12. As stated above, the impugned order is not a reasoned order and it is not on consideration of scope and ambit of Sections 231(2) and 242(3) of Cr.P.C. There is no consideration of the principle laid down by the Apex Court in the above said judgments of the Apex Court. Any order without reasons is an order without application of mind. Therefore, the impugned order dated 02.03.2021 is liable to be set aside.

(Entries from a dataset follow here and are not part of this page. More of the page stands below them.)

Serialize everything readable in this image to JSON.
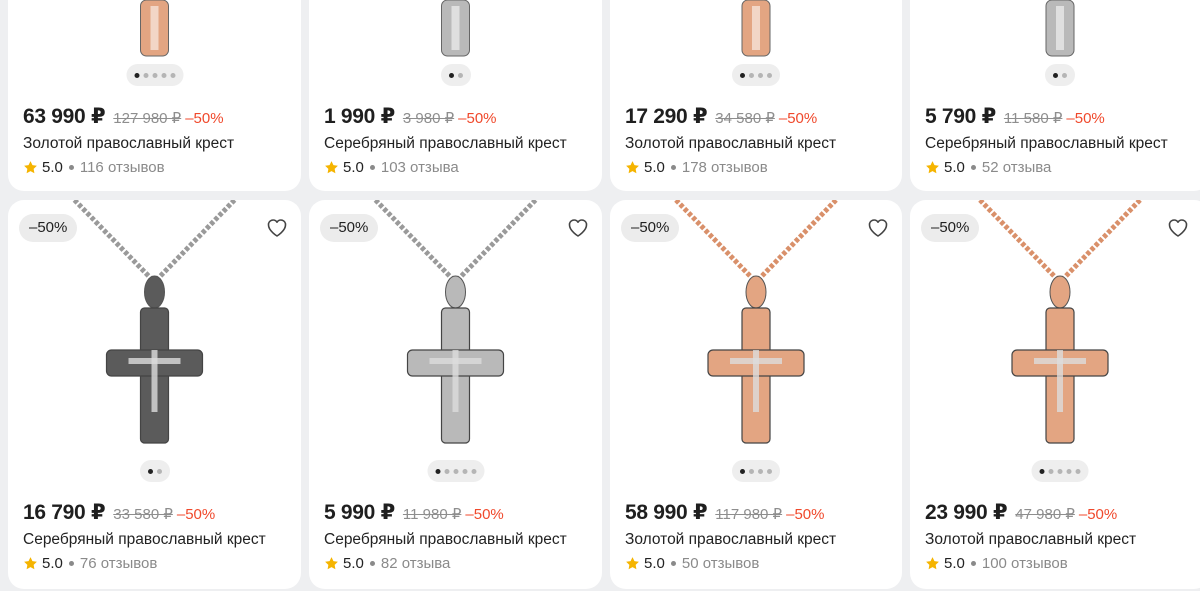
{
  "cards": [
    {
      "price": "63 990 ₽",
      "old_price": "127 980 ₽",
      "discount": "–50%",
      "title": "Золотой православный крест",
      "rating": "5.0",
      "reviews": "116 отзывов",
      "metal": "gold",
      "slides": 5
    },
    {
      "price": "1 990 ₽",
      "old_price": "3 980 ₽",
      "discount": "–50%",
      "title": "Серебряный православный крест",
      "rating": "5.0",
      "reviews": "103 отзыва",
      "metal": "silver",
      "slides": 2
    },
    {
      "price": "17 290 ₽",
      "old_price": "34 580 ₽",
      "discount": "–50%",
      "title": "Золотой православный крест",
      "rating": "5.0",
      "reviews": "178 отзывов",
      "metal": "gold",
      "slides": 4
    },
    {
      "price": "5 790 ₽",
      "old_price": "11 580 ₽",
      "discount": "–50%",
      "title": "Серебряный православный крест",
      "rating": "5.0",
      "reviews": "52 отзыва",
      "metal": "silver",
      "slides": 2
    },
    {
      "badge": "–50%",
      "price": "16 790 ₽",
      "old_price": "33 580 ₽",
      "discount": "–50%",
      "title": "Серебряный православный крест",
      "rating": "5.0",
      "reviews": "76 отзывов",
      "metal": "dark-silver",
      "slides": 2
    },
    {
      "badge": "–50%",
      "price": "5 990 ₽",
      "old_price": "11 980 ₽",
      "discount": "–50%",
      "title": "Серебряный православный крест",
      "rating": "5.0",
      "reviews": "82 отзыва",
      "metal": "silver",
      "slides": 5
    },
    {
      "badge": "–50%",
      "price": "58 990 ₽",
      "old_price": "117 980 ₽",
      "discount": "–50%",
      "title": "Золотой православный крест",
      "rating": "5.0",
      "reviews": "50 отзывов",
      "metal": "gold",
      "slides": 4
    },
    {
      "badge": "–50%",
      "price": "23 990 ₽",
      "old_price": "47 980 ₽",
      "discount": "–50%",
      "title": "Золотой православный крест",
      "rating": "5.0",
      "reviews": "100 отзывов",
      "metal": "gold",
      "slides": 5
    }
  ],
  "colors": {
    "gold": "#e3a582",
    "silver": "#b9b9b9",
    "dark-silver": "#5b5b5b",
    "discount": "#f0492c",
    "star": "#f5b400"
  },
  "icons": {
    "favorite": "heart-icon",
    "rating": "star-icon"
  }
}
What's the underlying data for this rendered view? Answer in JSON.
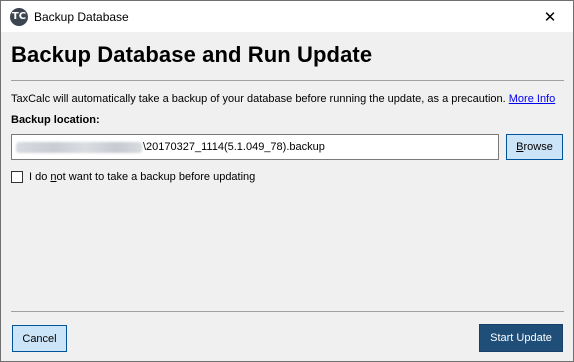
{
  "window": {
    "title": "Backup Database",
    "app_icon_text": "TC",
    "close_glyph": "✕"
  },
  "heading": "Backup Database and Run Update",
  "description": {
    "text": "TaxCalc will automatically take a backup of your database before running the update, as a precaution.",
    "link": "More Info"
  },
  "backup_location": {
    "label": "Backup location:",
    "path_visible": "\\20170327_1114(5.1.049_78).backup"
  },
  "browse_button": {
    "pre": "",
    "mnemonic": "B",
    "post": "rowse"
  },
  "checkbox": {
    "checked": false,
    "label_pre": "I do ",
    "label_mnemonic": "n",
    "label_post": "ot want to take a backup before updating"
  },
  "buttons": {
    "cancel": "Cancel",
    "start_update": "Start Update"
  },
  "colors": {
    "primary_button": "#1f4e79",
    "secondary_button": "#cce4f7",
    "link": "#0000ee"
  }
}
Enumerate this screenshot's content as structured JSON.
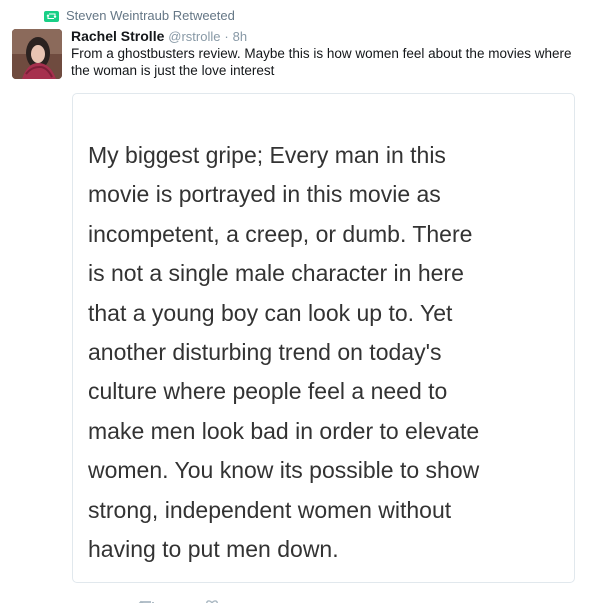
{
  "context": {
    "retweeted_by": "Steven Weintraub Retweeted",
    "retweet_icon": "retweet-icon",
    "color": "#19cf86"
  },
  "tweet": {
    "author_name": "Rachel Strolle",
    "username": "@rstrolle",
    "separator": "·",
    "timestamp": "8h",
    "text": "From a ghostbusters review. Maybe this is how women feel about the movies where the woman is just the love interest",
    "avatar": "avatar-photo"
  },
  "quote": {
    "text": "My biggest gripe; Every man in this\nmovie is portrayed in this movie as\nincompetent, a creep, or dumb. There\nis not a single male character in here\nthat a young boy can look up to. Yet\nanother disturbing trend on today's\nculture where people feel a need to\nmake men look bad in order to elevate\nwomen. You know its possible to show\nstrong, independent women without\nhaving to put men down."
  },
  "actions": {
    "icons": [
      "reply-icon",
      "retweet-action-icon",
      "like-icon"
    ]
  }
}
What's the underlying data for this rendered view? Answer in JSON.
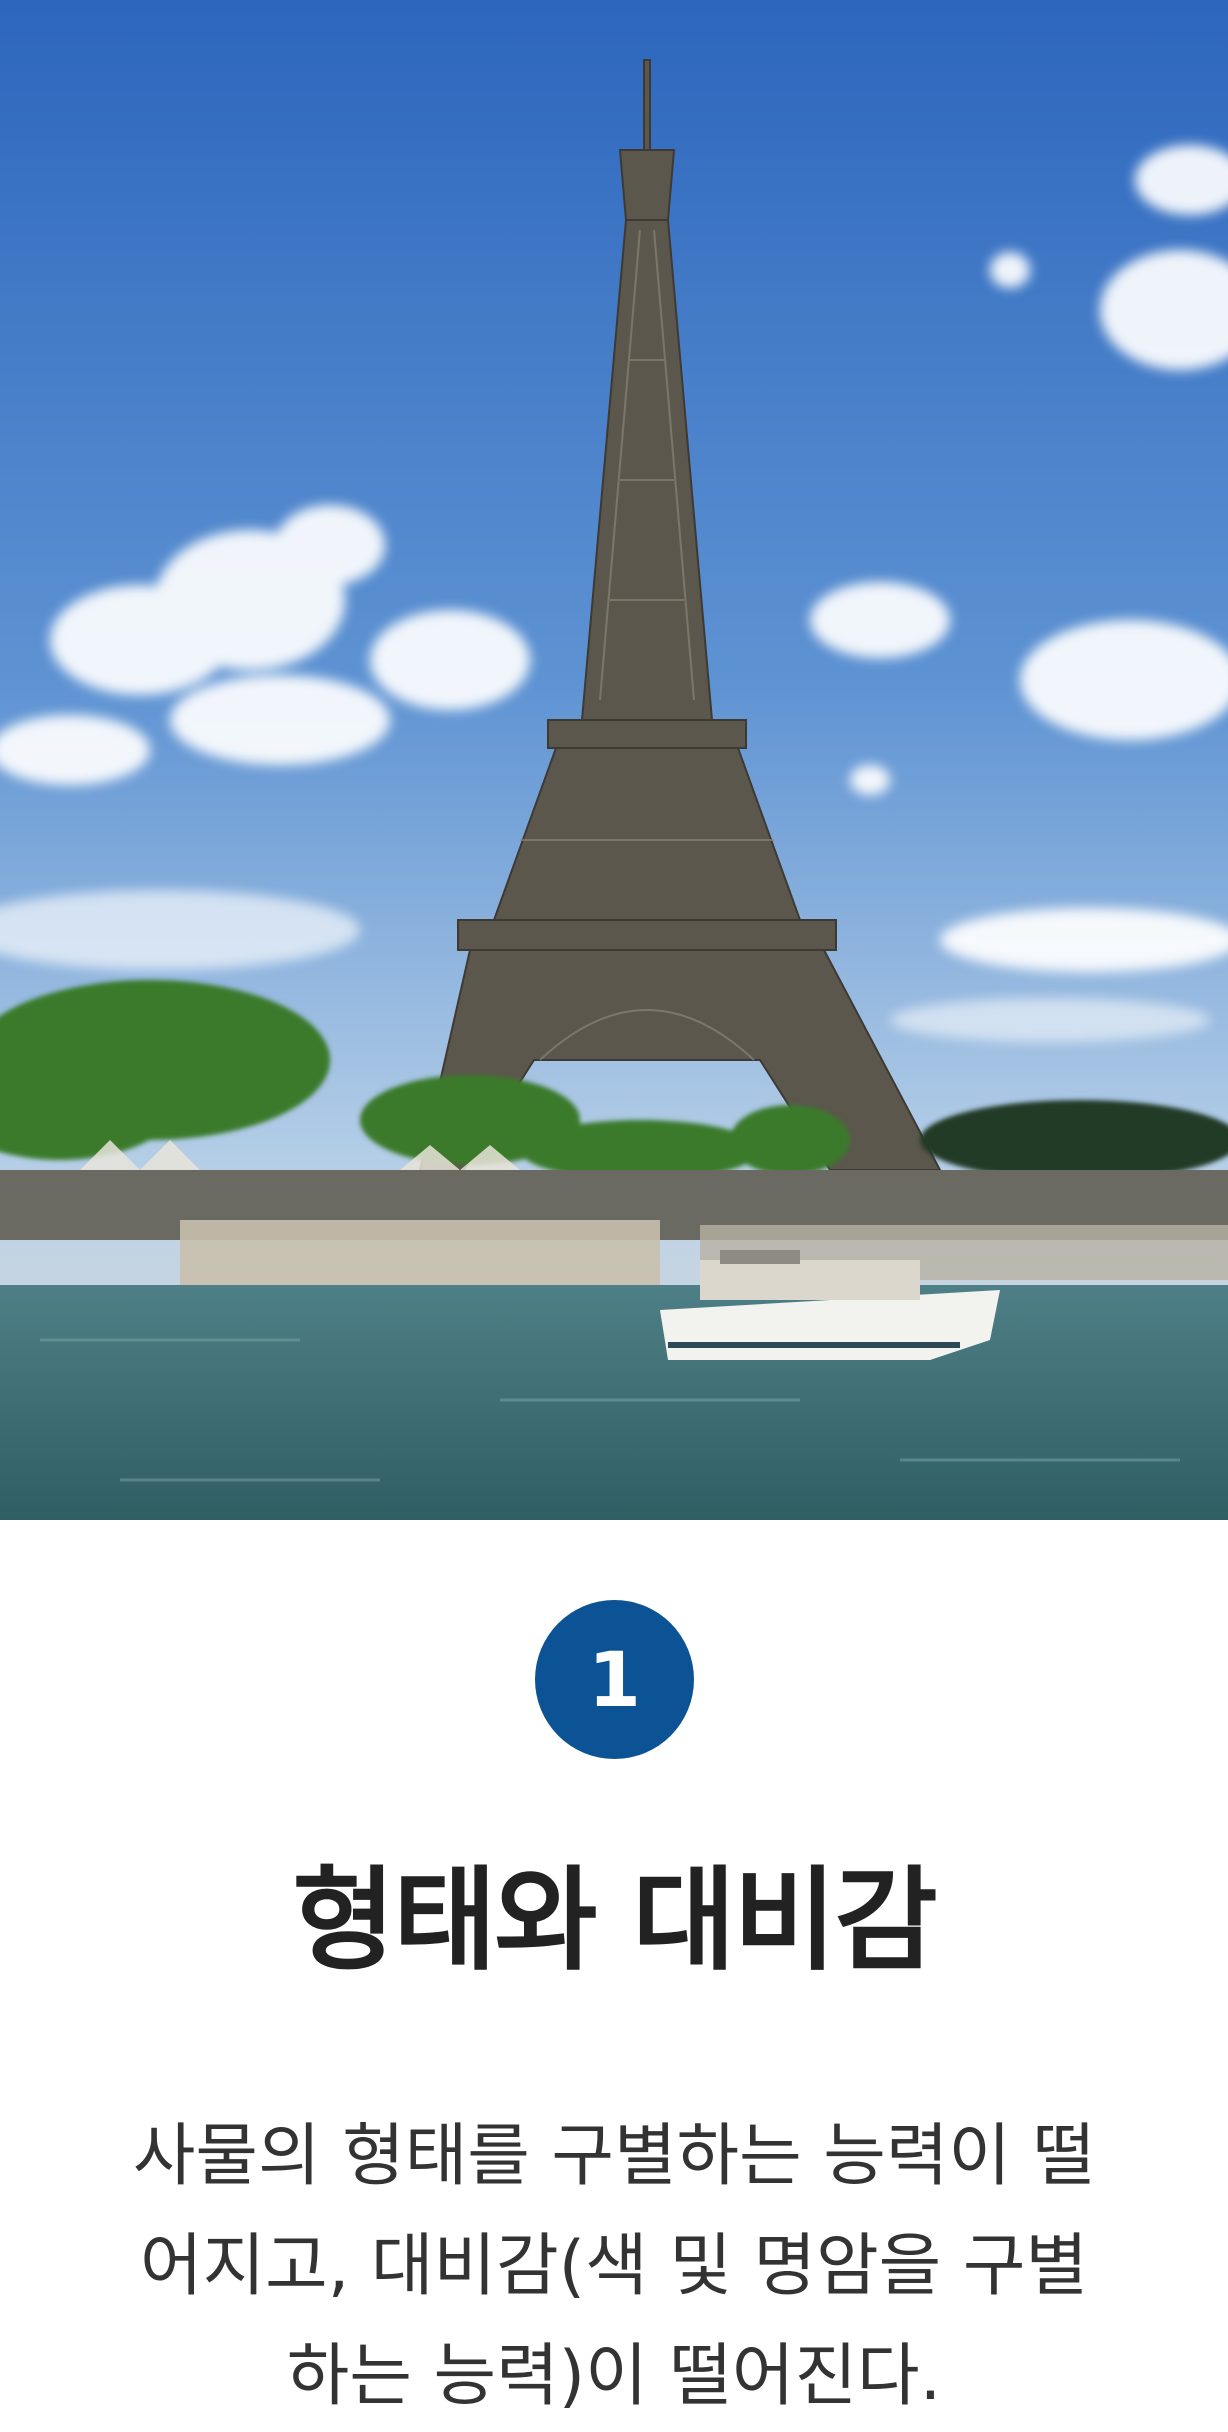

13. In view of the above discussion, the Criminal Revision Case is allowed and the impugned order, dated 02.03.2021 passed in Crl.M.P.No.3694 of 2019 in C.C.No.981 of 2015 by the III Additional Chief Metropolitan Magistrate at Nampally, is set aside and the matter is remanded back to the Court below with a direction to consider the Crl.M.P.No.3694 of 2019 afresh, more particularly keeping in view of the above said principle and guidelines laid down by the Apex Court and also the scope and ambit of Sections 231(2), 242(3) of Cr.P.C. Since the Calendar Case (C.C.No.981 of 2015) is of the year 2015, the learned Magistrate is 11 directed to dispose of the said case in accordance with law, as expeditiously as possible.
As a sequel, the miscellaneous Petitions, pending if any, shall stand closed.